Glen Macnow: Shred Patriots’ mystique and Eagles win Super Bowl LII

Tom Brady
Tom Brady announced on Tuesday that he will not return to the Patriots in 2020. (Photo: Getty Images)
Tom Brady announced on Tuesday that he will not return to the Patriots in 2020. (Photo: Getty Images)

The Eagles have a sturdier defense than the Patriots. They have the superior running game. Their front four, led by Fletcher Cox, should be able to crash New England’s offensive line Sunday and punch Tom Brady in the mouth.

The Eagles should win Super Bowl VII. Unless . . .

. . . Unless they run onto US Bank Stadium Sunday afternoon and are overwhelmed by the mystique of the Patriots.

That’s it. That’s the pitfall. If Doug Pederson’s team can avoid getting google-eyed when the Evil Empire emerges from the mist on Sunday, the Good Guys will be flying home with the Lombardi Trophy.

Hey, I’m not minimizing the NFL’s greatest dynasty. Brady and Cheatin’ Bill Belichick have combined for five titles since 2001 – included the one that Andy Reid and Donovan McNabb upchucked 13 seasons ago.

Brady is the greatest player in football history. Belichick, despite being a walking case of dyspepsia, is up there with Lombardi, Walsh and Noll on the coaches’ Mt. Rushmore.

The Patriots have 41 players who’ve been on this stage before. The Eagles have eight, none of whom, of course, have done it in midnight green.

But more so these days, half of the Pats greatness seems just in showing up. Jacksonville clearly was intimidated by the aura in the AFC Championship, and went into a preventive shell while still in the first half. The Falcons, even up 28 in last year’s Super Bowl, heard that train coming and dissolved into warm spittle in the second half.

That’s New England’s psychological edge, and it’s real. As Ray Didinger pointed out to me, most of the Eagles players started watching Brady and Belichick win Super Bowls since junior high. Now they’ve got to slay the legends whose posters may have once adorned their bedroom walls.

“If we make this all about them, we’re in trouble,” Eagles coach Doug Pederson said last week. While acknowledging the Patriots’ aura as “a real issue,” Pederson has told his team to look at the guys in blue-red-and-silver “as a faceless opponent.”

“It’s about what we do and how well we execute,” he said.

That sounds great in theory. But can the Eagles really look at No. 12 in the Pats uniform think of Matt Cavanaugh, the guy who wore that jersey before Brady was beamed in from space?
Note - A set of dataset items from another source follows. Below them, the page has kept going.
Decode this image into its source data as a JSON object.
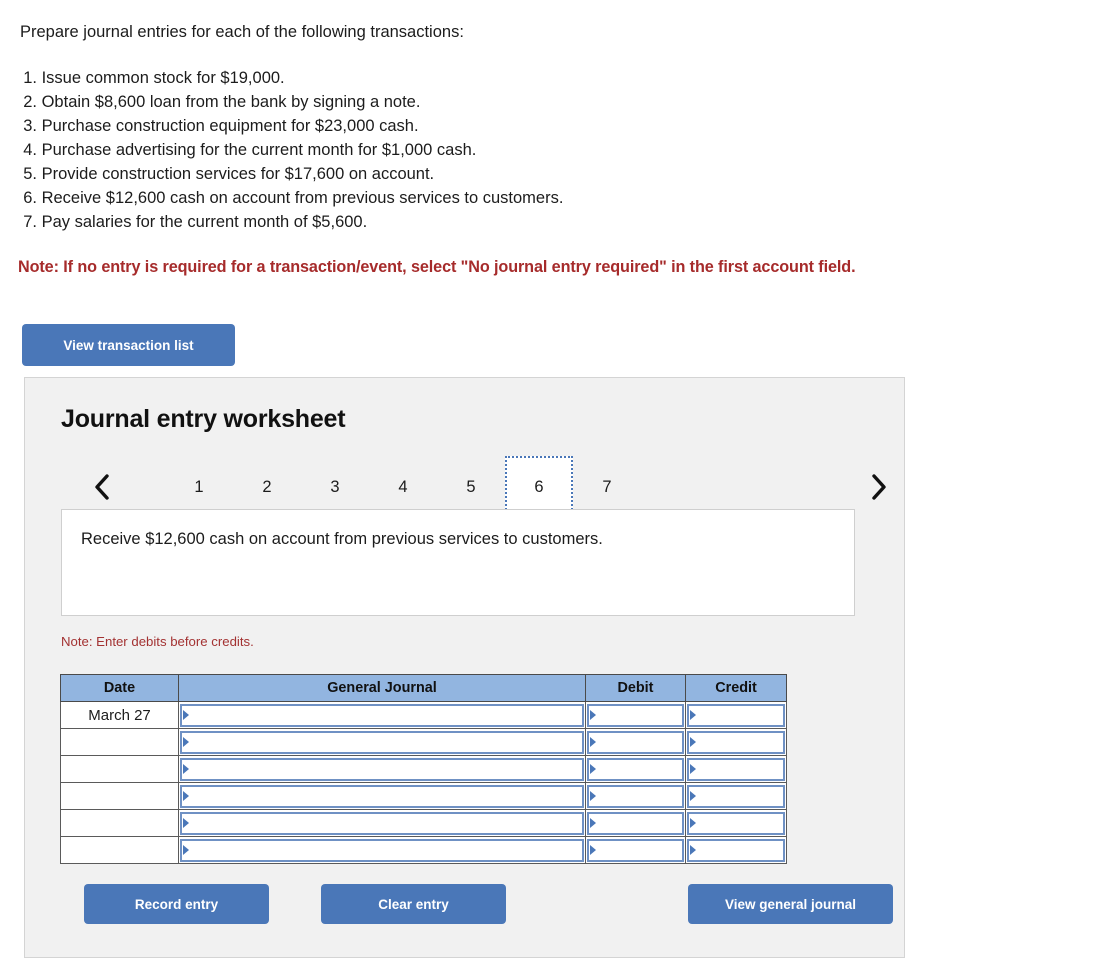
{
  "prompt": "Prepare journal entries for each of the following transactions:",
  "transactions": [
    {
      "num": "1.",
      "text": "Issue common stock for $19,000."
    },
    {
      "num": "2.",
      "text": "Obtain $8,600 loan from the bank by signing a note."
    },
    {
      "num": "3.",
      "text": "Purchase construction equipment for $23,000 cash."
    },
    {
      "num": "4.",
      "text": "Purchase advertising for the current month for $1,000 cash."
    },
    {
      "num": "5.",
      "text": "Provide construction services for $17,600 on account."
    },
    {
      "num": "6.",
      "text": "Receive $12,600 cash on account from previous services to customers."
    },
    {
      "num": "7.",
      "text": "Pay salaries for the current month of $5,600."
    }
  ],
  "red_note": "Note: If no entry is required for a transaction/event, select \"No journal entry required\" in the first account field.",
  "view_transaction_list_label": "View transaction list",
  "worksheet": {
    "title": "Journal entry worksheet",
    "pager": {
      "prev_icon": "chevron-left-icon",
      "next_icon": "chevron-right-icon",
      "tabs": [
        "1",
        "2",
        "3",
        "4",
        "5",
        "6",
        "7"
      ],
      "active_tab": "6"
    },
    "description": "Receive $12,600 cash on account from previous services to customers.",
    "note": "Note: Enter debits before credits.",
    "table": {
      "headers": [
        "Date",
        "General Journal",
        "Debit",
        "Credit"
      ],
      "rows": [
        {
          "date": "March 27",
          "general_journal": "",
          "debit": "",
          "credit": ""
        },
        {
          "date": "",
          "general_journal": "",
          "debit": "",
          "credit": ""
        },
        {
          "date": "",
          "general_journal": "",
          "debit": "",
          "credit": ""
        },
        {
          "date": "",
          "general_journal": "",
          "debit": "",
          "credit": ""
        },
        {
          "date": "",
          "general_journal": "",
          "debit": "",
          "credit": ""
        },
        {
          "date": "",
          "general_journal": "",
          "debit": "",
          "credit": ""
        }
      ]
    },
    "buttons": {
      "record": "Record entry",
      "clear": "Clear entry",
      "view_general_journal": "View general journal"
    }
  },
  "colors": {
    "button_blue": "#4a77b8",
    "table_header_blue": "#92b5e0",
    "field_border_blue": "#6f91c4",
    "note_red": "#a62b2b",
    "small_note_red": "#a33232",
    "panel_bg": "#f1f1f1"
  }
}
Even though Pederson has 256 fewer NFL coaching wins that Hoodie, I like the Eagles chances. If nothing else, Pederson has shown during his two-year tenure that he coaches without fear. Fourth-and-three? Let’s go for it. An aggressive deep-ball offense with a backup QB? Sure, why not?

New England may still have Brady, and Gronk and. . .well, their only two other Pro Bowlers this year are a fullback and a special teams gunner. Their defense was 29th in yards allowed this season.

The Eagles are New England’s equal, and actually more talented at most positions. If they can play Sunday’s game without the glare of past Patriot greatness blinding their vision, they can topple the dynasty and end the 57-season drought.